Ainda que não tenha acontecido como o planejado e tenha deixado tanto a desejar, o Festival veio para somar. Só o fato de termos um evento cultural a mais na cidade (ainda que tenha sido uma única edição) já é um motivo para grande comemoração. Por hora, apenas torço para que os erros cometidos sejam reconhecidos e nos tragam algum aprendizado. Vale lembrar também que as críticas, por mais devastadoras que elas possam parecer, também servem para abrir os olhos e colocar pés flutuantes no chão... 

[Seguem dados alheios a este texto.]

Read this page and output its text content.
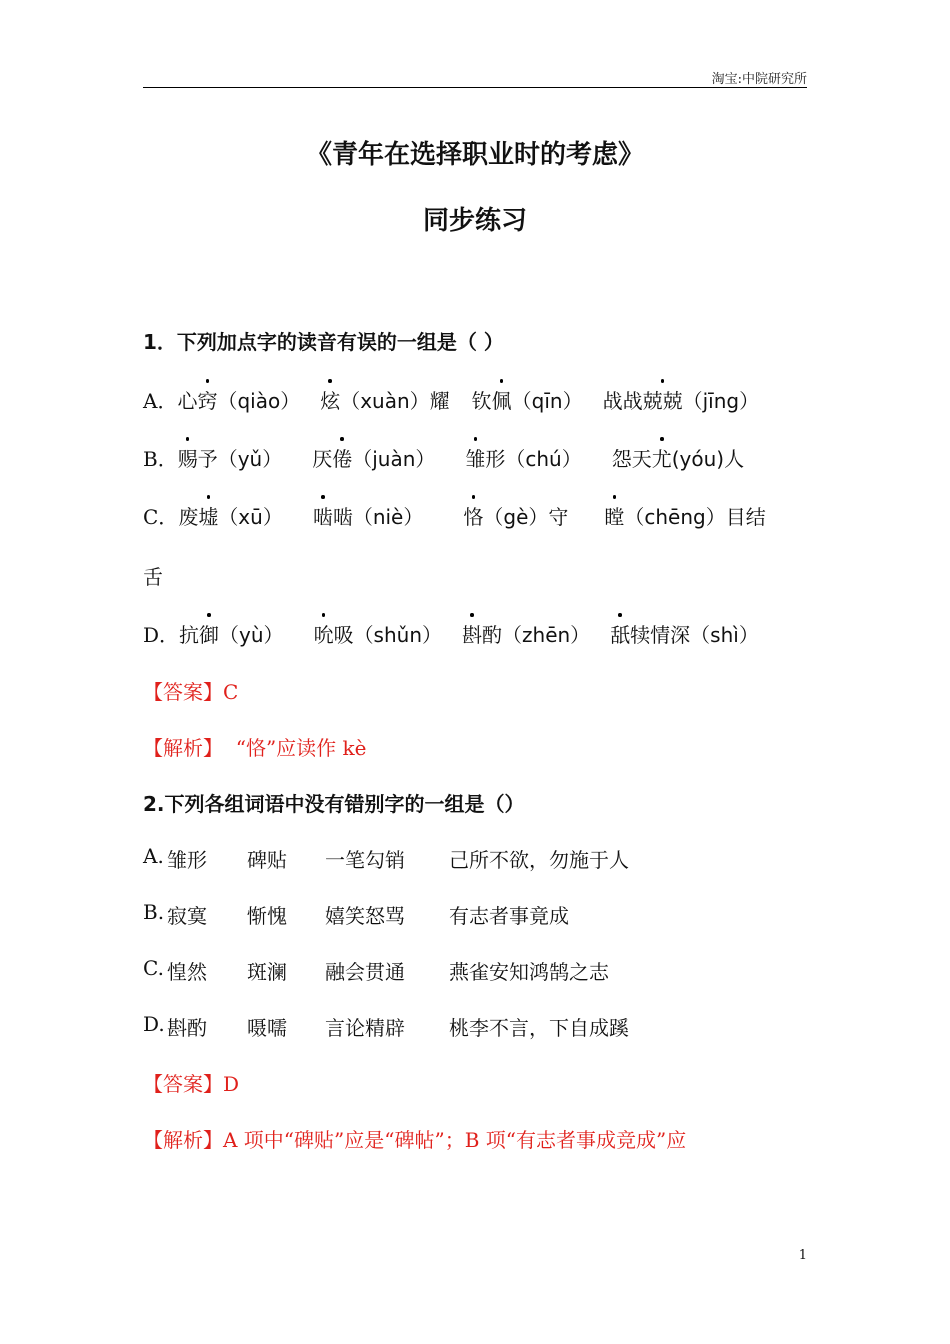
淘宝:中院研究所
《青年在选择职业时的考虑》
同步练习
1．下列加点字的读音有误的一组是（ ）
A．心窍（qiào） 炫（xuàn）耀 钦佩（qīn） 战战兢兢（jīng）
B．赐予（yǔ） 厌倦（juàn） 雏形（chú） 怨天尤(yóu)人
C．废墟（xū） 啮啮（niè） 恪（gè）守 瞠（chēng）目结
舌
D．抗御（yù） 吮吸（shǔn） 斟酌（zhēn） 舐犊情深（shì）
【答案】C
【解析】 “恪”应读作 kè
2.下列各组词语中没有错别字的一组是（）
A. 雏形 碑贴 一笔勾销 己所不欲，勿施于人
B. 寂寞 惭愧 嬉笑怒骂 有志者事竟成
C. 惶然 斑澜 融会贯通 燕雀安知鸿鹄之志
D. 斟酌 嗫嚅 言论精辟 桃李不言，下自成蹊
【答案】D
【解析】A 项中“碑贴”应是“碑帖”；B 项“有志者事成竞成”应
1
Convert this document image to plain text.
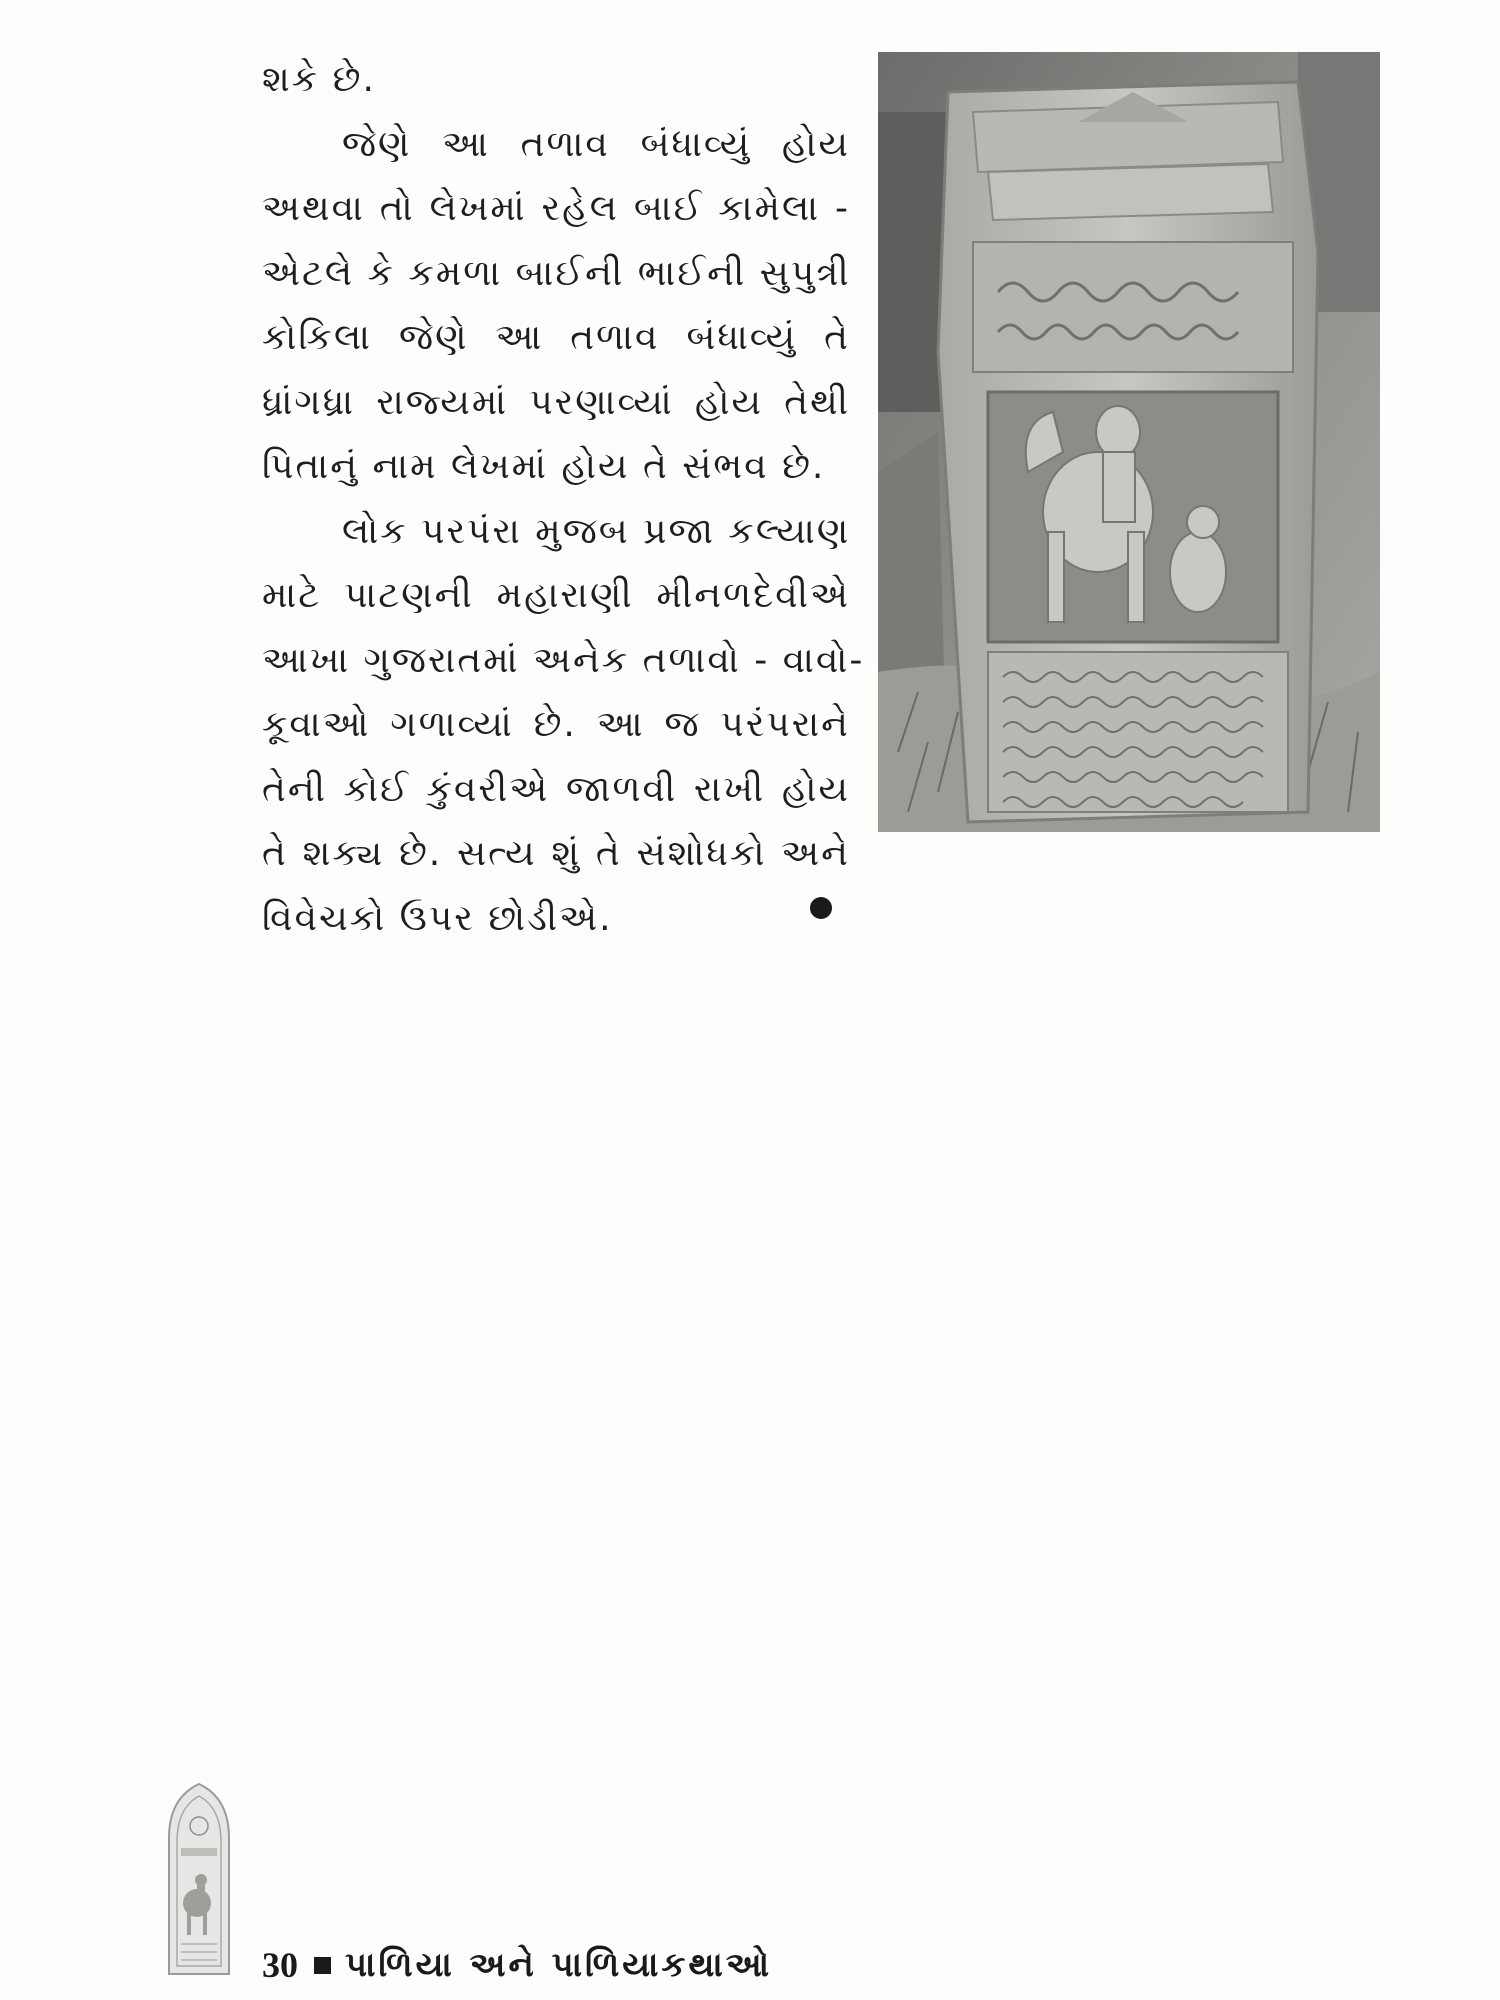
શકે છે.
જેણે આ તળાવ બંધાવ્યું હોય
અથવા તો લેખમાં રહેલ બાઈ કામેલા -
એટલે કે કમળા બાઈની ભાઈની સુપુત્રી
કોકિલા જેણે આ તળાવ બંધાવ્યું તે
ધ્રાંગધ્રા રાજ્યમાં પરણાવ્યાં હોય તેથી
પિતાનું નામ લેખમાં હોય તે સંભવ છે.
લોક પરપંરા મુજબ પ્રજા કલ્યાણ
માટે પાટણની મહારાણી મીનળદેવીએ
આખા ગુજરાતમાં અનેક તળાવો - વાવો-
કૂવાઓ ગળાવ્યાં છે. આ જ પરંપરાને
તેની કોઈ કુંવરીએ જાળવી રાખી હોય
તે શક્ય છે. સત્ય શું તે સંશોધકો અને
વિવેચકો ઉપર છોડીએ.
30 પાળિયા અને પાળિયાકથાઓ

Algumas lições que precisam ser lembradas: Nunca prometa o que não pode cumprir. Jamais pense em cobrar ingressos de um evento que teve a 'entrada franca' divulgada. Convide/contrate pessoas que entendam de fato do assunto para ajudar na organização. Não venda a arte da mesma maneira que se vende um móvel. Aumente o tamanho da letra nos outdoors.  Valorize a produção local. Planeje. Não deixe nada para a última hora. Faça um cronograma compreensível e respeite-o. E, acima de tudo, respeite o público e os artistas convidados... Este já um começo! 

5 comentários:

  1. Todos os eventos culturais que enriquecem o mundo devem ser valorizados.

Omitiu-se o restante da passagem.